47 year-old male, with malignant HTN for two years, uncontrolled on four antihypertensives (including diuretics) presented with fatigue, muscle weakness and unintentional weight gain (45 lbs). Physical exam remarkable for BP:160/100; weight 172lbs, moon face, central obesity with buffalo hump, supraclavicular and dorsocervical fat pads and purple abdominal striaes, proximal muscle weakness and thin/scaly skin. Primary Cushing's syndrome was suspected and confirmed with high free AM cortisol at 37mcg/dL, low ACTH at <5 p/mL.
CT abdomen revealed bilateral adrenal adenomas. Further work up: microscopic hematuria and sub-nephrotic proteinuria (1.8g/24hs), Cr 1.2mg/dL. Kidney biopsy: intracapillary thrombi; marked podocyte hypertrophy, consistent with TMA. An extensive workup ruled out the most common causes of TMA like TTP, HUS and complement deficiency. On further tests, he was diagnosed with apparent mineralocorticoid excess through the high 24h urine free cortisol/ free cortisone ratio. A bilateral adrenalectomy was performed to treat the disease and at 12-month follow up visit, BP was controlled (110/70) only on Lisinopril 10mg/day and he had lost 48lbs. Proteinuria: 203 mg/24hs

Discussion

PBMAH causes Cushing’s syndrome in less than 2% of cases. This patient also had TMA present, likely from two pathways:
1. Cushing's syndrome as a hypercoagulable state ( high factor VIII levels, decreased fibrinolysis, and abnormal Von Willebrand factor)

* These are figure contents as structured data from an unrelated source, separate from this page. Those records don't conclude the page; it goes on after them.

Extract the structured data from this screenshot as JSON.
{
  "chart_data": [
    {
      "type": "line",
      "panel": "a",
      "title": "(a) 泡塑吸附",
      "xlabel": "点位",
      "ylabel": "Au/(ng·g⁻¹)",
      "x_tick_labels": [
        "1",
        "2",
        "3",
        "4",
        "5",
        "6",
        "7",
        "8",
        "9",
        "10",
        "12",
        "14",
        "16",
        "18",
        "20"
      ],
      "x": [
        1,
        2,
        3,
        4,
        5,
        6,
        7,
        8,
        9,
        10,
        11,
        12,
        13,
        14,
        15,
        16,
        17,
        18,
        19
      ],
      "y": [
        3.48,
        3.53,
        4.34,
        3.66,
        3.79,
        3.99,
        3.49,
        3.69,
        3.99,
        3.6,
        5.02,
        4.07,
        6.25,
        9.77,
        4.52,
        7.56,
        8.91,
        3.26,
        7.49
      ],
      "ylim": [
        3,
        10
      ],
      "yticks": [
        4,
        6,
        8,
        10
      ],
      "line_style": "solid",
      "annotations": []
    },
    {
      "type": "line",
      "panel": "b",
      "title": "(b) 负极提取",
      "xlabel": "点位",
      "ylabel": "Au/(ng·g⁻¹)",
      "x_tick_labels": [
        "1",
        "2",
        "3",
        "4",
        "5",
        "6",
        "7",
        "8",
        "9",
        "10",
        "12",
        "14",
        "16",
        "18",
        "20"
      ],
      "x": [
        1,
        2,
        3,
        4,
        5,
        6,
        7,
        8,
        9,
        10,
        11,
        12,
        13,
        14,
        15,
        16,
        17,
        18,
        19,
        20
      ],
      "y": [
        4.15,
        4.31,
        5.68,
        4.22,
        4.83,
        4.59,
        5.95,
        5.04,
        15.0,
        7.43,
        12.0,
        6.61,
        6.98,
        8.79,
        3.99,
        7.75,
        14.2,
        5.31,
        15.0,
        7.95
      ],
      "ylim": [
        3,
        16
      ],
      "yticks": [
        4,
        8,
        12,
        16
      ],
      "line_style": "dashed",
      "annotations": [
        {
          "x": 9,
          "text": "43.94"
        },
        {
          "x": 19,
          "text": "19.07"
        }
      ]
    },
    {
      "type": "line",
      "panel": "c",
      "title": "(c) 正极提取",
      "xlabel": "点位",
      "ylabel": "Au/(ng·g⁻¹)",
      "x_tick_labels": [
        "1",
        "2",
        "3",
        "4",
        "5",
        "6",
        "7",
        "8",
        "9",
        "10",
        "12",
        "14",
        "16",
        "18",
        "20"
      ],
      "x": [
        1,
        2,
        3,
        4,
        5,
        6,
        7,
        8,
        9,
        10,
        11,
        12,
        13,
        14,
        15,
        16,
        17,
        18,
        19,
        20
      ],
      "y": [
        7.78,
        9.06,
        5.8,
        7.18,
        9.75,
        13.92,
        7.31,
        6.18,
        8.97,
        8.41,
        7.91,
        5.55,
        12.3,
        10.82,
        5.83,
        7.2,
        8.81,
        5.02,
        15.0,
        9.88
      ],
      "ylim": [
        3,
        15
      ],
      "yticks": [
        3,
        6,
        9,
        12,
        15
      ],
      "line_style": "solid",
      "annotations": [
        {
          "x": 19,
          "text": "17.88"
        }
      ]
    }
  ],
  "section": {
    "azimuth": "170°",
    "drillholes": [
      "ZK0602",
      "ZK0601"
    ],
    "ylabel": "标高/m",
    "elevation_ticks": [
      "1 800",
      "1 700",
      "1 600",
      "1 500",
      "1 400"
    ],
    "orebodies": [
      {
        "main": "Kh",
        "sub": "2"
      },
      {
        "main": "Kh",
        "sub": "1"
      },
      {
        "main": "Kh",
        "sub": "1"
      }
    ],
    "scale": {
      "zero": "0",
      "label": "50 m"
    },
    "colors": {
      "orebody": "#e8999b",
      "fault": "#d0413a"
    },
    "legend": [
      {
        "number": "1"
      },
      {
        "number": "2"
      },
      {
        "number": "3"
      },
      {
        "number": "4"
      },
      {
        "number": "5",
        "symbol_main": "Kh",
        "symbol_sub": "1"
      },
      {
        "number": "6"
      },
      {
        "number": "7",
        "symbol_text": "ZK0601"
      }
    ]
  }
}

2. Malignant HTN causing endothelial dysfunction and thrombi formation.
Malignant HTN was secondary to the apparent mineralocorticoid excess from PBMAH. Both HTN and Cushing’s syndrome resolved after bilateral adrenalectomy.
PBMAH is a rare cause of Cushing’s syndrome and, to the best of our knowledge, this is the first case of this condition causing apparent mineralocorticoid excess leading to HTN and TMA.